Glossary

All definition for terms and acronyms used in this documentation.

PGCN: Plateforme de Gestion de Contenu Numérisé. Original name of NumaHOP.

OCR : Optical Character Recognition. Process by which text is recognized on images.

Metadata standards and file formats

METS : Metata-Data Encoding and Transportation Standard An XML standard.

EAD : Encoded Archival Description.

DC : DublinCore Small Set of core metadata for bibliographic units User Guide.

SIP : Submission Information Package A file describing a package to be archived.

AIP : Archival Information Package A file representing an archived packaged.

XSD : XML Schema Definition An XML file describing an XML format allowing an XML parser to verify a file is well formed according to a standard.

MARC: Format for bibliographic data Spec.

ALTO : Analyzed Layout and Text Object.

Protocols

OAI-PMH : Open Archives Initiative Protocol for Metadata Harvesting Spec.

Z39.50 : A protocol to searching and retrieving data in databases between servers over TCP/IP.

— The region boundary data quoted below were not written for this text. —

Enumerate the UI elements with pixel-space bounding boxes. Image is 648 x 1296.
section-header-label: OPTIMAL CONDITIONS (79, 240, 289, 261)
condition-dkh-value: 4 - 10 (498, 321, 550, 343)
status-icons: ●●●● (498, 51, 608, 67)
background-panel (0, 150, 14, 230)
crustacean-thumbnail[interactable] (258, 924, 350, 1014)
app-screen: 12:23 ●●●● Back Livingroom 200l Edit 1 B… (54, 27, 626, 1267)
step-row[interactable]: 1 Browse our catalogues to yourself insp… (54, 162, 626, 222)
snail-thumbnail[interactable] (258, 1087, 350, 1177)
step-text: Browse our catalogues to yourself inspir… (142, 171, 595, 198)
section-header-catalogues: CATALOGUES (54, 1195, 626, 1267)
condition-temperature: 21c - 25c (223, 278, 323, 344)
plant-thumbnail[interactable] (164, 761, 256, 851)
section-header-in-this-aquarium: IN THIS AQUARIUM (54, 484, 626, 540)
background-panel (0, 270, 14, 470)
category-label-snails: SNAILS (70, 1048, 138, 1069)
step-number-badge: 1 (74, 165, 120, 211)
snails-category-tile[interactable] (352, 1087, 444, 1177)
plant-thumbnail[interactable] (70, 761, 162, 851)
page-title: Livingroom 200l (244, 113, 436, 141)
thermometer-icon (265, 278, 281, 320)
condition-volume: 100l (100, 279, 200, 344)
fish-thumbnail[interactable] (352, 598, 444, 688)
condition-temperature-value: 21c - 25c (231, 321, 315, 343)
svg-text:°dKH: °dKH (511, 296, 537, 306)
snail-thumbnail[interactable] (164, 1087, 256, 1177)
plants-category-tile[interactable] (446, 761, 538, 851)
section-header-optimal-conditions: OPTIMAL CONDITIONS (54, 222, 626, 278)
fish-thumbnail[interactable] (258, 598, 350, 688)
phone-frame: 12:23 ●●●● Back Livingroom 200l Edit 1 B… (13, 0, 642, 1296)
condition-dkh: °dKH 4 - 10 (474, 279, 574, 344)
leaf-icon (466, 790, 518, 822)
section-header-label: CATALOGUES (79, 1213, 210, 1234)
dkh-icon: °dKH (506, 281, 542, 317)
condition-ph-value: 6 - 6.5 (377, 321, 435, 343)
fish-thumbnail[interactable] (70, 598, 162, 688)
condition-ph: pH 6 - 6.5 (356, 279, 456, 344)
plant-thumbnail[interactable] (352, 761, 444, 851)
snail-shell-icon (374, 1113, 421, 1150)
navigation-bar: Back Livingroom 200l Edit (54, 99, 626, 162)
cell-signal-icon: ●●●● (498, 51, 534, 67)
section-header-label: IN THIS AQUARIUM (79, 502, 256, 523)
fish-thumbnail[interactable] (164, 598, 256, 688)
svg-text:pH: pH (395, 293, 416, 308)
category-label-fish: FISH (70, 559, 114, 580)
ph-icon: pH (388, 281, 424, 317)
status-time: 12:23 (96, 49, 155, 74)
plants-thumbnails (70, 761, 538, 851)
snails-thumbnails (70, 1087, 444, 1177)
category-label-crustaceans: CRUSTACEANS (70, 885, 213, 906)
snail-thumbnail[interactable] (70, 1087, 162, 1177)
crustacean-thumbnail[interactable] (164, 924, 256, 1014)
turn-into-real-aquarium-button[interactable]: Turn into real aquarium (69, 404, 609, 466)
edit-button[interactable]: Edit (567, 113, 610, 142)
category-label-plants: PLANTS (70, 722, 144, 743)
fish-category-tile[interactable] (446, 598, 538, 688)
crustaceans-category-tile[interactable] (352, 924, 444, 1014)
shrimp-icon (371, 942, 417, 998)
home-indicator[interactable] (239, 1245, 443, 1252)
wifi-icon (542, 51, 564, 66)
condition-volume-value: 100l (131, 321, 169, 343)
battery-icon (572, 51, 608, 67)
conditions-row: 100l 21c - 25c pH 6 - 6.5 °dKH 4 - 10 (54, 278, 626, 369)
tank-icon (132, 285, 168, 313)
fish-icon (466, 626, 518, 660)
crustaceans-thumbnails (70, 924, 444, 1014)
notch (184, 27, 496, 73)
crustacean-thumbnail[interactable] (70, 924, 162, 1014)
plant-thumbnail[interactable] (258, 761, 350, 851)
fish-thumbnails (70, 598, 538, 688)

IIIF : A REST API for requesting documents and their images SPEC.

NumaHOP Vocabulary

Digitalization service provider: The company(for external digitalization) or service (internal digitalization) doing the digitalization process.

Document Unit: Also referred as Doc Unit or DU; A Document or part of a document for collections to be processed by NumaHOP.

Workflow: Steps the Document Unit takes trough NumaHOP. Can be defined at the project level, or the bundle level.

Notice: Bibliographic meta-datas attached to a DU.

Condition Report: A check of the state of the document after it was manipulated during the digitalization process.

Delivery: The step where the digitalized documents are deposited into NumaHOP and attached to the correct Document Unit.

Import: The step where we create the Document Unit.

Grouping of Document Units

Project: A project is usually a set of documents to be digitalized by the same provider.

Bundle: A physical set of Documentary Units averaging around 20 to 50 documents.

Train: As in digitalization train. Smaller set of document for insurance reason.

All sets of grouping are not necessarily useful for all use cases. For smaller volume of documents in a project the train is not as useful.

Design Pattenrn jargon

DTO: Data Transfer Object an object traveling between the view and the controller.

Service: Class containing business logic.

Repository: Class abstracting a storage method (database, elasticsearch or file system).

Mapper: Class performing mapping from a domain object to another.